I am sure if that sounds plausible to you, it's totally not intentional, and that's all normal (and fixable). It's hard to go from a rut to smooth communication sometimes, but the "opener" skillset is talking about how you feel instead of what has to get done. If you try to quit smoking, for example, the goal and the steps to get there are awfully simple, but that doesn't make DOING it any easier.
You have explained in your last couple posts more about how his avoidance makes you feel - have you communicated these things with him? If so, did you explain them along the lines of (for instance) "Can we talk please? Something is bothering me and I hope we can figure it out as a team - it's causing me a lot of stress. I am afraid of working through my life at a job I don't like, and looking at a future, I want us to on the same page about managing money so I don't have to be afraid of that happening. I feel hurt when you avoid me when I bring up finances, because that fear is what I'm trying to address when I do it. I would love you if you repaired bikes or fixed toilets, and that's not the problem - it's not about the number we each pay for things every month, but about how we look at planning a financial future. Is that ok? If not, can we pick a time to talk about it later?"
This does a few things. It gives the option for him to talk about it later, which reduces the stress of the conversation. It confirms your love for him and that this is not a signal towards any fear he may have - basically, it orients the discussion around YOUR feelings, instead of what he may or may not be doing. This is extremely valuable. The response to "help me I'm afraid" is usually very direct and easy to read! It also sets up the conversation for him to talk about how he feels instead of focusing on totally grasping, right now, "the finances." Listen to what he says and reflect it. Don't defend yourself if he says something and you feel hurt - rephrase to be sure you have it correctly first and check with him if you do. He will feel like you care about where he's coming from, and you may be able to both unwind your anxieties about this.
I like to tell the story of driving around happily in a hilly area with lots of curvy roads. My girlfriend at the time was not having a swell ride because she was getting nervous, but she didn't talk about that, she remarked sarcastically about the speed limit and my ability to read. I was angry, because I am like, SO GOOD at reading street signs! Actually, I was angry because I felt I was being blamed for her anxiety about "perfectly reasonable" speeds, and that hardly seemed fair to me. So I said how I felt about her comment, and got her to say she felt unsafe, which I totally didn't want, so I said if she ever felt afraid or unsafe, and she told me that instead of impugning my ability to read, I would always slow down for her. She tried it once, couldn't believe it worked, I wasn't annoyed about the sarcasm anymore... everybody won. But it can be hard to talk about the issue directly, sometimes. We feel more vulnerable doing it, and we can get carried away in completely irrelevant conversations very easily.

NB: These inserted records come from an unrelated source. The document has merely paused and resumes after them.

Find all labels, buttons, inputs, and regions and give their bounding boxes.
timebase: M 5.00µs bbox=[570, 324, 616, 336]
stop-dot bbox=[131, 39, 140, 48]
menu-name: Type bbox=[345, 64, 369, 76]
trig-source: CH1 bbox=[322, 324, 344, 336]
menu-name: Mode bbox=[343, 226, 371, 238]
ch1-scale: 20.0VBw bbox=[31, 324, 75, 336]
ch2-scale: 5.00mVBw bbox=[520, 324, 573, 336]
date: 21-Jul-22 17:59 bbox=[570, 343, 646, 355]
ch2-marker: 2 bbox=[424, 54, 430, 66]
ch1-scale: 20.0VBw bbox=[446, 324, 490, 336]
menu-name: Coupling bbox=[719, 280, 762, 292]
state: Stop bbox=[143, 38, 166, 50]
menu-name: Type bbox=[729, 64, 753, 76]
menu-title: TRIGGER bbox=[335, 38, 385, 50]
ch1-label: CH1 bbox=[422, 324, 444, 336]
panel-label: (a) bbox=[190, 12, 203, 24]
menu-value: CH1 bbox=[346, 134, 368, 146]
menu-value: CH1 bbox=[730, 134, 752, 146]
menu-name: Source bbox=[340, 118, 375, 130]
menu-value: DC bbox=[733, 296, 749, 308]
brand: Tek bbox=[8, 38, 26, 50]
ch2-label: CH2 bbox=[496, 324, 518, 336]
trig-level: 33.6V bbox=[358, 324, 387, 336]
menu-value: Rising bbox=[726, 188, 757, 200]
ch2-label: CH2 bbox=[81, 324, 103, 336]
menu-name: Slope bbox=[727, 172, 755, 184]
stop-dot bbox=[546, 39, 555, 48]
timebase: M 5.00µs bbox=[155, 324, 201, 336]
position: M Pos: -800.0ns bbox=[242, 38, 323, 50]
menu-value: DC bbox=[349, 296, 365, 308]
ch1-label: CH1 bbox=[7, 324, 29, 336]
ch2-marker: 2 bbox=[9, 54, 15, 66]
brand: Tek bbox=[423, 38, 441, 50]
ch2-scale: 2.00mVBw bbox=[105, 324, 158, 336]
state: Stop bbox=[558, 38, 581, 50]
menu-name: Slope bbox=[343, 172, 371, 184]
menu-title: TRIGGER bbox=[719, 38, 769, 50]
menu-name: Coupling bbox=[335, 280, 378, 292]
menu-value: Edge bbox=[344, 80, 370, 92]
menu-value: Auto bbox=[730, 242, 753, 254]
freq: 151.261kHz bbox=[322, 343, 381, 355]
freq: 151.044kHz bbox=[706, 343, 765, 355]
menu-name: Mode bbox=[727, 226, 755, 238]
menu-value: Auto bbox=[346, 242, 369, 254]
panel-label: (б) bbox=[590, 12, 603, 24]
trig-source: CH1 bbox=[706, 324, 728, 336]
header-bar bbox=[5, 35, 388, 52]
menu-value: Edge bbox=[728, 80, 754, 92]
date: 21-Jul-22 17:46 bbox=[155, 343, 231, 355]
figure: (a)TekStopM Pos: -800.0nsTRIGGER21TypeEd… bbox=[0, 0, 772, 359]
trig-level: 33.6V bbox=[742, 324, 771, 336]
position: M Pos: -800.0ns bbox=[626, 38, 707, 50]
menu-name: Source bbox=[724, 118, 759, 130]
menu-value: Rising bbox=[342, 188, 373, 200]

Though these "for instances" of talking past each other may not hold bearing on your situation, they're the sort of thing a therapist is supposed to help you do in counseling, and you may find a pre-marriage or couples therapy session extremely helpful. We often think of therapists more like mechanics you go to when something is broken, rather than facilitators for communication and health, but they're way more valuable as the latter.